It’s not only the Intel GPU compute stack seeing some nice improvements recently but over with the Mesa 25.0-devel code for the Intel “ANV” open-source Vulkan driver there have been some new performance optimizations arriving this week.
Ahead of the Arc Graphics B570 Battlemage graphics cards shipping later this week, the newest Intel Vulkan driver code for Linux systems has been seeing some general performance tuning and optimizations.
Merged on Monday to Mesa Git was slow clear if fast-clear cost is not mitigated. The patch explains:
“Fast-clears require expensive flushes beforehand and afterwards. The cost of flushes are decreased in a series of back-to-back fast-clears as no extra fast-clear flushes are required in between them. If the ratio of a command buffer’s recorded back-to-back fast clears over independent fast-clears falls below 1/2, prevent that command buffer from recording any further fast-clears.
Averaging two runs of our Factorio trace on an A750 shows a +14.37% improvement in FPS.”

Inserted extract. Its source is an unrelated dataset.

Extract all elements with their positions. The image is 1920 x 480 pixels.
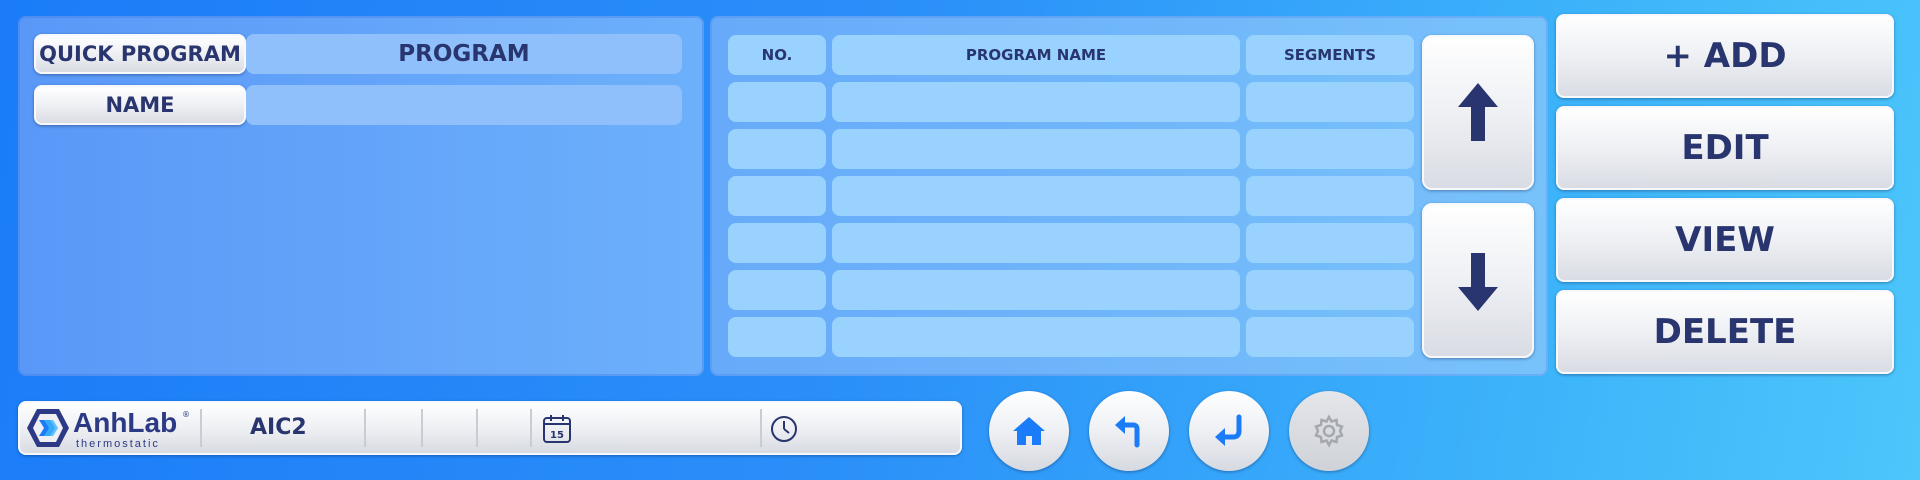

Not bad seeing a 14% boost for at least one game with the existing Alchemist graphics.
Also of interest to some may be the enabling of more storage compression on Intel GFX12 and newer graphics IP. That month-old merge request made it into Mesa Git on Monday.
Being merged overnight was a more subtle optimization for enabling more fast-clears with image format lists. That change is having slight performance benefits across multiple games. It also fixes a number of bugs reported against the Intel ANV driver.
Another merge landing in Mesa 25.0-devel today for both the ANV Vulkan driver and Intel Iris Gallium3D (OpenGL) driver is reducing fast-clear synchronization for some minor performance benefits.
Great seeing these Intel Vulkan open-source Linux driver improvements continue to flow in as the company continues ramping up their Battlemage offerings.